View Single Post
Posts: 207 | Thanked: 552 times | Joined on Jul 2011
#1114
Originally Posted by Lumiaman View Post
Read the links above. it is a huge assumption that paths chosen pre-Elop could have been corrected. As many know, Nokia was focused more on hardware than seamless software.
Actually the article you linked to said the Maemo team frequently had to come up with software optimisations because the hardware wasn't good enough.


Originally Posted by Lumiaman View Post
As a CEO, trying to make quick turnaround, would you want to work with a team that had Harmattan on the table since 2008????
Sure it told the story of various failed UIs before the development of the highly praised Swipe UI but it was probably those bad experiences that lead to QML. NOKIA's issues were design, politics and management, QML was probably the developers response. If there was to be yet another redesign of the UI QML would make it far easier for them to implement.
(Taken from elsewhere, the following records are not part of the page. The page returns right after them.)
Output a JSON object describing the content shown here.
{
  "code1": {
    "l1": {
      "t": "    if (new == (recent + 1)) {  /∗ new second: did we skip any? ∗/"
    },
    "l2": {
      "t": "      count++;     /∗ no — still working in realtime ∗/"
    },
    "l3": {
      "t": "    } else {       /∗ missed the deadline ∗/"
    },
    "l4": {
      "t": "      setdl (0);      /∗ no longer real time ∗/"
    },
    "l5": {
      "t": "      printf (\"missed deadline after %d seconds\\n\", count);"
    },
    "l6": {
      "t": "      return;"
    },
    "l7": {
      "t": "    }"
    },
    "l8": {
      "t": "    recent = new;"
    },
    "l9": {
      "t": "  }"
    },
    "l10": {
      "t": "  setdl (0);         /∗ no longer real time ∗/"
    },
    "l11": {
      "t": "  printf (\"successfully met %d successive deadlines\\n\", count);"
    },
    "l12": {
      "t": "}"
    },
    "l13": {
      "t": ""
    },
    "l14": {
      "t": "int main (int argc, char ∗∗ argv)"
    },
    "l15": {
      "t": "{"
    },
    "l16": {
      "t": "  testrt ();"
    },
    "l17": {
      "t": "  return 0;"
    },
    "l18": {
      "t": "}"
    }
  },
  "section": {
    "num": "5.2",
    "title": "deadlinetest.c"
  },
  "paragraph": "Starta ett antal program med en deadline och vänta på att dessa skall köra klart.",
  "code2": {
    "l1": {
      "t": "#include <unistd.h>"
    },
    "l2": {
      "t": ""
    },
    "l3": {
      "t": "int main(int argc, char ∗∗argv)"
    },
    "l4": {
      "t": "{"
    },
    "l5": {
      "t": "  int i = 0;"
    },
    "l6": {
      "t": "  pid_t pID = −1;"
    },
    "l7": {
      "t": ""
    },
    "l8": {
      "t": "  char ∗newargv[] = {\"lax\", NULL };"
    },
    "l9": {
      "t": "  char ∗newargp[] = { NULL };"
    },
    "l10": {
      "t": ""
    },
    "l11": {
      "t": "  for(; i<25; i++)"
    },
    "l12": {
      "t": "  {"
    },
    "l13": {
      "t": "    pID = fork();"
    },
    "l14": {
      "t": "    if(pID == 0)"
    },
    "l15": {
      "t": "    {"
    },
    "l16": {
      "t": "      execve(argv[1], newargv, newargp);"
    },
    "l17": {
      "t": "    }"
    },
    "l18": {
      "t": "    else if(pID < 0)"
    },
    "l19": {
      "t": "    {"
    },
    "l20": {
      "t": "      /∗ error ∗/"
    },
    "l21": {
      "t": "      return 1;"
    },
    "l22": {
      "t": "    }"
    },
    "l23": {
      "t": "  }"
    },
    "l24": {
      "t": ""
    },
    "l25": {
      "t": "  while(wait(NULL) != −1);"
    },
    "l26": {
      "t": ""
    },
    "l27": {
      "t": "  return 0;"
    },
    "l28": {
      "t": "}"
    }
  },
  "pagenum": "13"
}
It seems Elop learned nothing from this sorry tale, NOKIA are now again stuck with an unloved UI and they have no way of revising it.


Originally Posted by Lumiaman View Post
...inability to deliver what iOS and Android did for masses: a smooth and versatile experience. N8, N9 and N900 were all beta OSes that sucked for the masses.
For argument's sake let's pretend that's true, why would you choose to replace Symbian/MeeGo with another OS that also 'sucked for the masses'? Windows Phone 7 had already proved about as appealing as a frozen 5h1t-on-a-stick hadn't it? It was already a proven failure in the market place, it could never be the solution to what you have portrayed as the problem.
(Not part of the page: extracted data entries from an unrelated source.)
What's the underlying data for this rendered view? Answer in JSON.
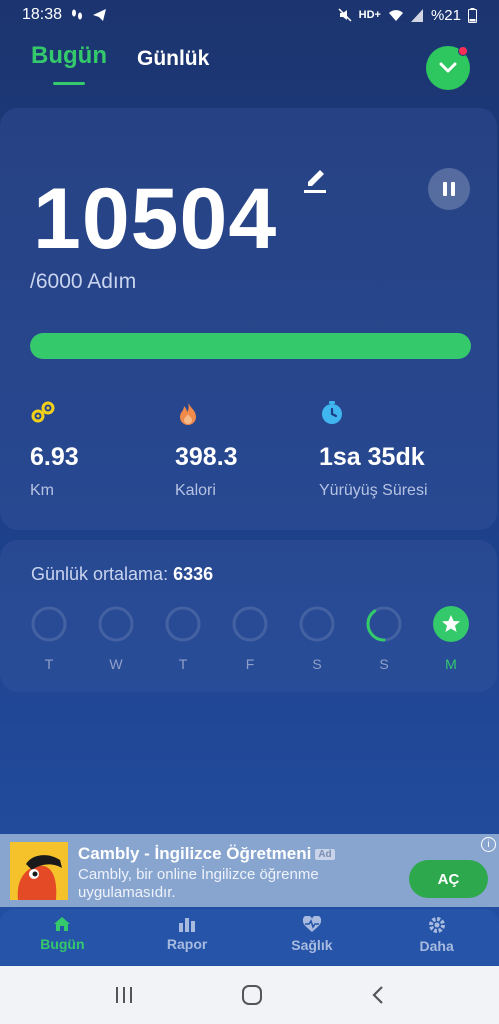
{
  "status_bar": {
    "time": "18:38",
    "network": "HD+",
    "battery": "%21"
  },
  "tabs": [
    {
      "label": "Bugün",
      "active": true
    },
    {
      "label": "Günlük",
      "active": false
    }
  ],
  "today": {
    "steps": "10504",
    "goal_text": "/6000 Adım",
    "progress": 1.0,
    "stats": [
      {
        "value": "6.93",
        "label": "Km",
        "icon": "distance-icon",
        "color": "#f2d11b"
      },
      {
        "value": "398.3",
        "label": "Kalori",
        "icon": "flame-icon",
        "color": "#f08a4b"
      },
      {
        "value": "1sa 35dk",
        "label": "Yürüyüş Süresi",
        "icon": "timer-icon",
        "color": "#3fb6ef"
      }
    ]
  },
  "weekly": {
    "avg_label": "Günlük ortalama:",
    "avg_value": "6336",
    "days": [
      {
        "label": "T",
        "fraction": 0
      },
      {
        "label": "W",
        "fraction": 0
      },
      {
        "label": "T",
        "fraction": 0
      },
      {
        "label": "F",
        "fraction": 0
      },
      {
        "label": "S",
        "fraction": 0
      },
      {
        "label": "S",
        "fraction": 0.4
      },
      {
        "label": "M",
        "fraction": 1,
        "goal_reached": true
      }
    ]
  },
  "ad": {
    "title": "Cambly - İngilizce Öğretmeni",
    "badge": "Ad",
    "description": "Cambly, bir online İngilizce öğrenme uygulamasıdır.",
    "cta": "AÇ",
    "info": "i"
  },
  "bottom_nav": [
    {
      "label": "Bugün",
      "icon": "home-icon",
      "active": true
    },
    {
      "label": "Rapor",
      "icon": "bar-chart-icon",
      "active": false
    },
    {
      "label": "Sağlık",
      "icon": "heart-pulse-icon",
      "active": false
    },
    {
      "label": "Daha",
      "icon": "gear-icon",
      "active": false
    }
  ],
  "colors": {
    "accent": "#34c96b",
    "background": "#1d3e86"
  }
}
If NOKIA were as great at hardware as you like to suggest the best thing for them to do would be to go for Android. People would still choose NOKIA because of their great hardware, right?
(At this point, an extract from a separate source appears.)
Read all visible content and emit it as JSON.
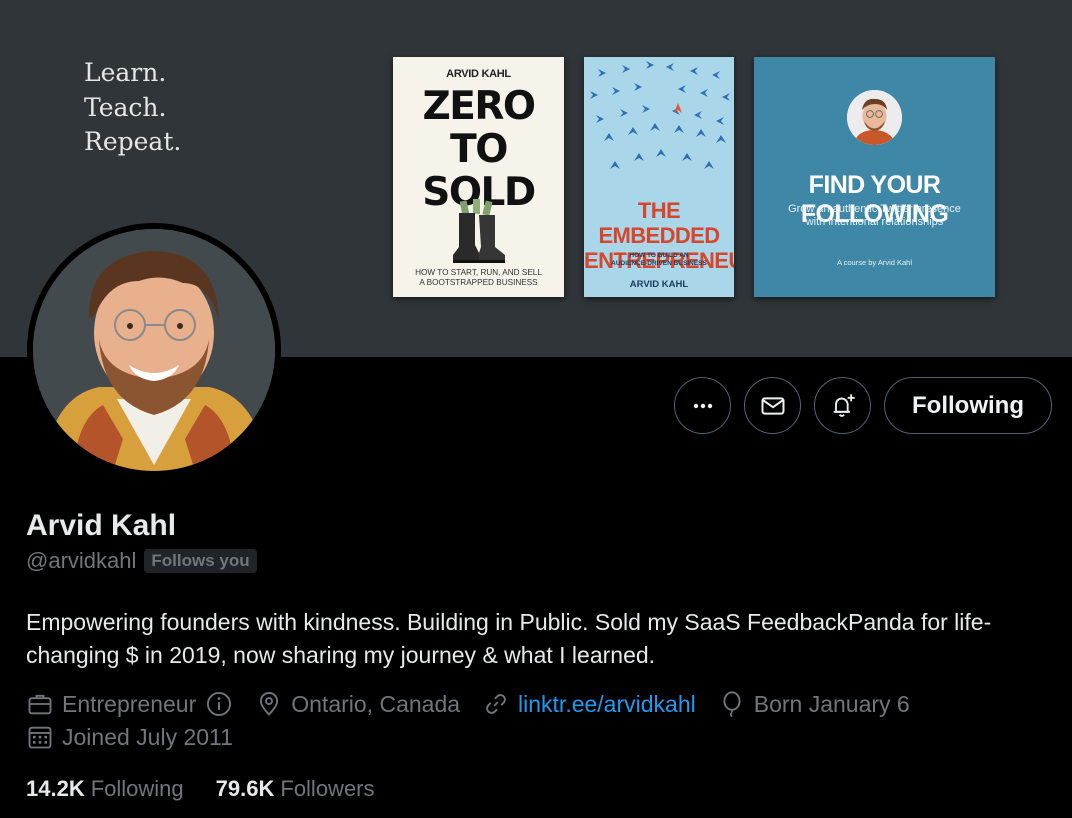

Qt/QML could be ported to Android for purposes of differentiation. Android is adaptable whereas Wndows Phone doesn't do differentiation.

And don't forget the all important 'ecosystem'? Wndows Phone 7 didn't have one to speak of but Android's was pretty good wasn't it?


Originally Posted by Lumiaman View Post
So Elop chose to outsource software to a software company, MS. Made sense then
It made sense to a Microsoft Trojan horse but it made no sense whatsoever to NOKIA. The market certainly appreciated that, NOKIA's share price suffered an immediate drop after the strategy was announced.


Originally Posted by Lumiaman View Post
Blaming everything on Elop is highly myopic.
Not foreseeing the crash Windows Phone 7 would induce was truly myopic. There is no set of circumstances you can dream up where exclusively adopting Windows Phone 7 was the right answer for NOKIA.